As they improve at their job, a healthcare worker might discover that he excels in certain sectors or possesses skills he never knew he had. Medical assistants often go back to school to gain their nursing degree, and it’s also quite common for future pharmacists to work as pharmacy technicians while they complete their studies. If you’re dedicated to learning and improving, the sky’s the limit!
While there are quite a few allied healthcare jobs that allow you to work without certification (such as phlebotomy technicians and sterile processing technicians), many employers opt for professionals who have completed an accredited training program.
If your employer happens to provide on-the-job training, you may still have to complete a training program to take certification exams.

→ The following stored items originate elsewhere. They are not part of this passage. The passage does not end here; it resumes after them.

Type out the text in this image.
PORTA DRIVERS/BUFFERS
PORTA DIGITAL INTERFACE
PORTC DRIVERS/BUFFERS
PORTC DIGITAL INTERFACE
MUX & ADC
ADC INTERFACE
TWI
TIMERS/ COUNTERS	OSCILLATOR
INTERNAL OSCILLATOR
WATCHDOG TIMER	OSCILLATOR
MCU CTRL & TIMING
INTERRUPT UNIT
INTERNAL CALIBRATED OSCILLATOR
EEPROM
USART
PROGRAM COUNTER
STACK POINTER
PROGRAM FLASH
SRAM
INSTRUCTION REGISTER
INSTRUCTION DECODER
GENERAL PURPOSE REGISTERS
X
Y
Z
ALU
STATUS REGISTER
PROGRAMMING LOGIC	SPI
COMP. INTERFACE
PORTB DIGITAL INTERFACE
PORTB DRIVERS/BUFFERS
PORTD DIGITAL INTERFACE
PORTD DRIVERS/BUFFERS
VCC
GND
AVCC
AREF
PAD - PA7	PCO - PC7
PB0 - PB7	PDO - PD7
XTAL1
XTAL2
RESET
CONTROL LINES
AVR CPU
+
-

Certifications typically provide better salary offers and employment opportunities by showing prospective employers that you’re dedicated to your chosen career.
Certifications might also be a great way to specialize in fields. For example, diagnostic medical sonographers have the ability to gain certification in specific fields like adult echocardiography or musculoskeletal sonography. Hospitals and private clinics across the country have an overwhelming need for people with expertise, and you might also be eligible for better salary offers.